Chloe Laporte

Date Approved


Degree Type

Open Access Senior Honors Thesis

Department or School


First Advisor

Rusty McIntyre, Ph.D.

Second Advisor

Natalie Dove, Ph.D.

Third Advisor

Ann R. Eisenberg, Ph.D.!


This study examined stereotype threat for students from the LGBTQ+ community. Stereotype threat can cause negative effects regarding performance and can influence the expression of social behaviors. This project observed differences between LGBTQ+ and non-LGBTQ+ identifying groups who believe the study tests performance stereotypes for LGBTQ+ students (or not), on a quantitative test, as well as for responses about social behaviors.
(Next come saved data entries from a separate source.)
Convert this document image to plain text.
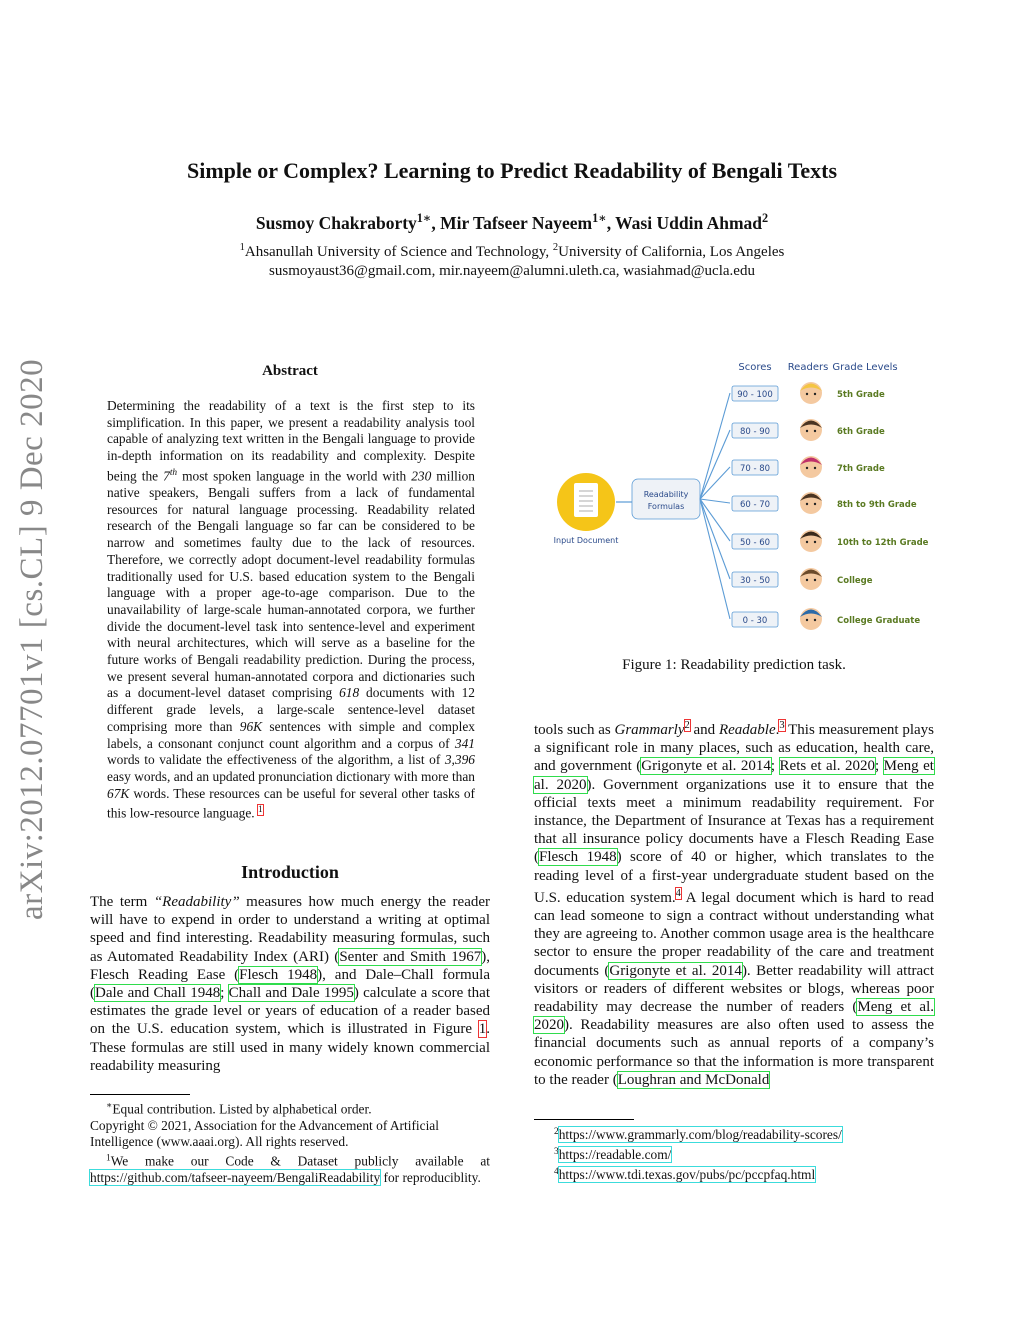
Simple or Complex? Learning to Predict Readability of Bengali Texts
Susmoy Chakraborty$^{1∗}$, Mir Tafseer Nayeem$^{1∗}$, Wasi Uddin Ahmad$^2$
$^1$Ahsanullah University of Science and Technology, $^2$University of California, Los Angeles
susmoyaust36@gmail.com, mir.nayeem@alumni.uleth.ca, wasiahmad@ucla.edu
arXiv:2012.07701v1 [cs.CL] 9 Dec 2020	Abstract
Determining the readability of a text is the first step to its simplification. In this paper, we present a readability analysis tool capable of analyzing text written in the Bengali language to provide in-depth information on its readability and complexity. Despite being the 7th most spoken language in the world with 230 million native speakers, Bengali suffers from a lack of fundamental resources for natural language processing. Readability related research of the Bengali language so far can be considered to be narrow and sometimes faulty due to the lack of resources. Therefore, we correctly adopt document-level readability formulas traditionally used for U.S. based education system to the Bengali language with a proper age-to-age comparison. Due to the unavailability of large-scale human-annotated corpora, we further divide the document-level task into sentence-level and experiment with neural architectures, which will serve as a baseline for the future works of Bengali readability prediction. During the process, we present several human-annotated corpora and dictionaries such as a document-level dataset comprising 618 documents with 12 different grade levels, a large-scale sentence-level dataset comprising more than 96K sentences with simple and complex labels, a consonant conjunct count algorithm and a corpus of 341 words to validate the effectiveness of the algorithm, a list of 3,396 easy words, and an updated pronunciation dictionary with more than 67K words. These resources can be useful for several other tasks of this low-resource language. $^1$
Introduction
The term “Readability” measures how much energy the reader will have to expend in order to understand a writing at optimal speed and find interesting. Readability measuring formulas, such as Automated Readability Index (ARI) (Senter and Smith 1967), Flesch Reading Ease (Flesch 1948), and Dale–Chall formula (Dale and Chall 1948; Chall and Dale 1995) calculate a score that estimates the grade level or years of education of a reader based on the U.S. education system, which is illustrated in Figure 1. These formulas are still used in many widely known commercial readability measuring
∗Equal contribution. Listed by alphabetical order.
Copyright © 2021, Association for the Advancement of Artificial Intelligence (www.aaai.org). All rights reserved.
$^1$We make our Code & Dataset publicly available at https://github.com/tafseer-nayeem/BengaliReadability for reproduciblity.
Scores Readers Grade Levels
Input Document
Readability
Formulas
90 - 100	5th Grade
80 - 90	6th Grade
70 - 80	7th Grade
60 - 70	8th to 9th Grade
50 - 60	10th to 12th Grade
30 - 50	College
0 - 30	College Graduate
Figure 1: Readability prediction task.
tools such as Grammarly$^2$ and Readable.$^3$ This measurement plays a significant role in many places, such as education, health care, and government (Grigonyte et al. 2014; Rets et al. 2020; Meng et al. 2020). Government organizations use it to ensure that the official texts meet a minimum readability requirement. For instance, the Department of Insurance at Texas has a requirement that all insurance policy documents have a Flesch Reading Ease (Flesch 1948) score of 40 or higher, which translates to the reading level of a first-year undergraduate student based on the U.S. education system.$^4$ A legal document which is hard to read can lead someone to sign a contract without understanding what they are agreeing to. Another common usage area is the healthcare sector to ensure the proper readability of the care and treatment documents (Grigonyte et al. 2014). Better readability will attract visitors or readers of different websites or blogs, whereas poor readability may decrease the number of readers (Meng et al. 2020). Readability measures are also often used to assess the financial documents such as annual reports of a company’s economic performance so that the information is more transparent to the reader (Loughran and McDonald
$^2$https://www.grammarly.com/blog/readability-scores/
$^3$https://readable.com/
$^4$https://www.tdi.texas.gov/pubs/pc/pccpfaq.html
I postulated that LGBTQ+ individuals under threat will perform more poorly on the test, and exhibit more problematic social behaviors. In the current study, some participants were assigned to a control condition and were given a diagnostic test, while others were assigned to the threat condition and were given a pilot test after being threatened. Results showed that the test only demonstrated a main effect of lower performance for all participants when the test was described as diagnostic of performance. Additionally, results showed that members of the LGBTQ+ community exhibited more negative experiences as compared to non-LGBTQ+ identifying individuals regardless of test condition. Past research has shown the serious negative consequences of stereotype threat within other marginalized groups, so administering this study within the LGBTQ+ community strengthens existing research.